С этими словами Марилла, едва сдерживая негодование, удалилась из комнаты.
Энни всплеснула руками и вновь посмотрела на платья.
– А я так надеялась, что хотя бы одно из них окажется белым с пышными рукавами, – прошептала она грустно и продолжила:
– Я, конечно, молилась об этом, но всерьез не верила, что сбудется. Разве у Господа Бога достаточно времени, чтобы еще заниматься нарядами какой-то маленькой сироты? Да, в этом смысле я полностью завишу от Мариллы. К счастью, можно представить себе, что одно из них – из белоснежного муслина с хорошенькими кружевными оборочками и буфами.
На следующее утро приступы головной боли помешали Марилле сопровождать Энни в воскресную школу.

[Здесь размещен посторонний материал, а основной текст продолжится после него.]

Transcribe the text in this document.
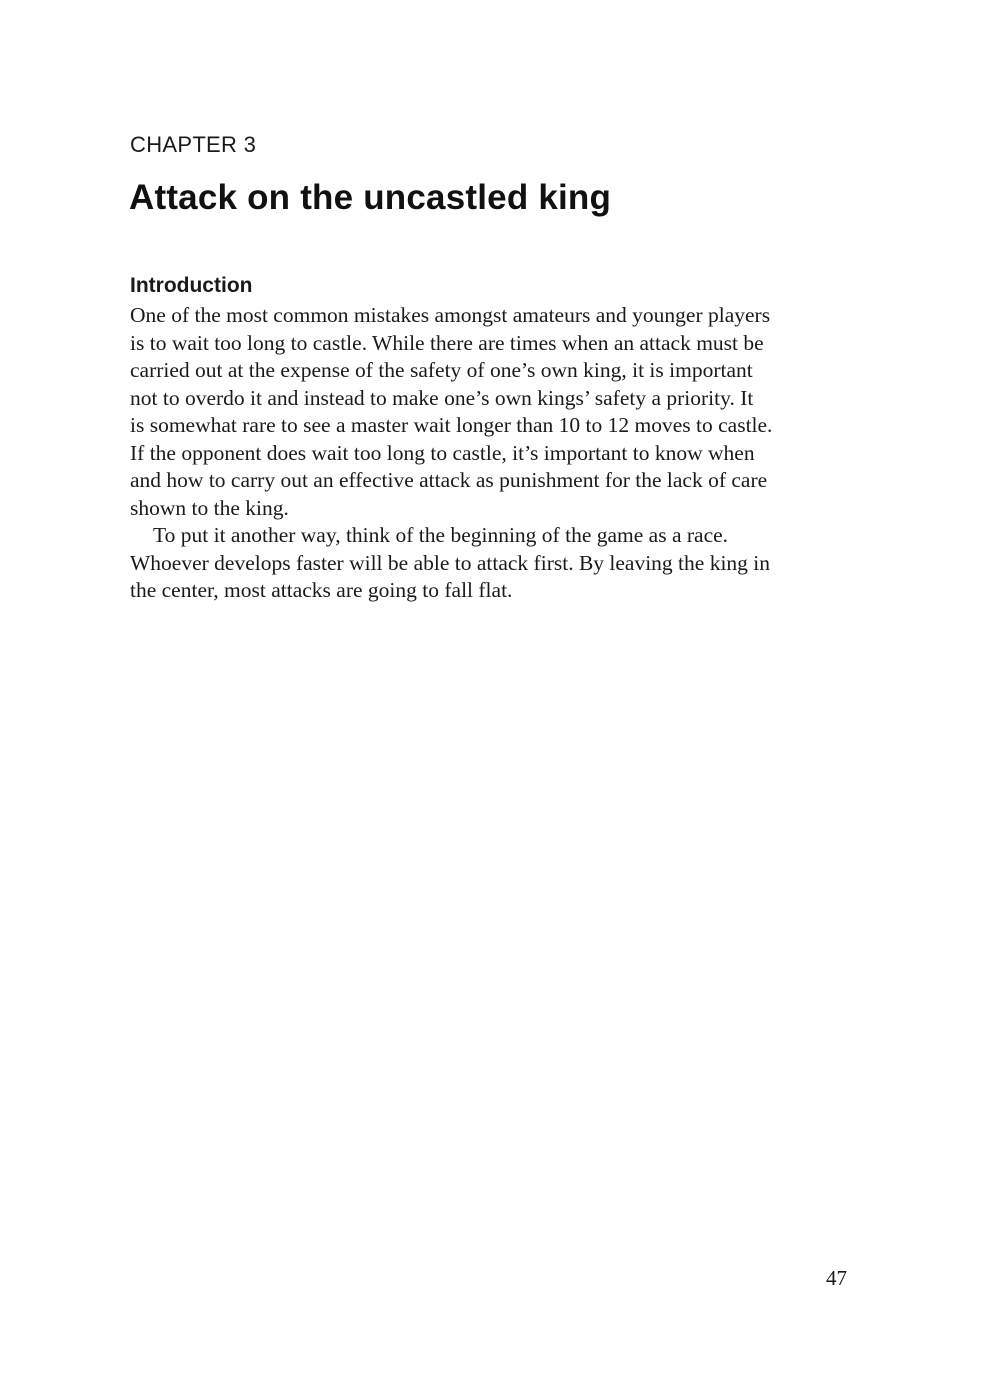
CHAPTER 3
Attack on the uncastled king
Introduction
One of the most common mistakes amongst amateurs and younger players
is to wait too long to castle. While there are times when an attack must be
carried out at the expense of the safety of one’s own king, it is important
not to overdo it and instead to make one’s own kings’ safety a priority. It
is somewhat rare to see a master wait longer than 10 to 12 moves to castle.
If the opponent does wait too long to castle, it’s important to know when
and how to carry out an effective attack as punishment for the lack of care
shown to the king.
To put it another way, think of the beginning of the game as a race.
Whoever develops faster will be able to attack first. By leaving the king in
the center, most attacks are going to fall flat.
47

– Вы должны спуститься вниз и позвать миссис Линд, Энни, – сказала она, – которая поможет отыскать нужный класс. Ведите себя хорошо! Останьтесь на проповедь и попросите миссис Линд показать нашу скамью… Вот цент для пожертвований! Не глазейте на людей и не будьте суетливой! Надеюсь, вы расскажете мне весь текст, когда возвратитесь домой!
И Энни отправилась в воскресную школу, затянутая в черно-белый сатин; платье, зауженное где только можно по всей длине, казалось, было затем и сшито, чтобы подчеркнуть всю угловатость тоненькой фигурки девочки. Шляпка её – маленькая, плоская, лоснившаяся, чересчур простая, – вероятно принесла немало разочарований бедняжке Энни, которая позволяла себе представлять, что она украшена лентами и цветами. За последними, однако, дело не стало; пока Энни держала путь свой к главной дороге, примерно на середине дорожки она поравнялась с золотоголовыми лютиками, которыми беззаботно играл ветер, и восхитительными дикими розами. Энни искуссно и свободно украсила свою шляпку великолепным букетиком. Что бы ни говорили другие люди об этом «штрихе к портрету», сама Энни осталась весьма довольна результатом. Она весело продолжала спуск, гордо неся свою рыжую головку в шляпке с розовыми и жёлтыми цветами.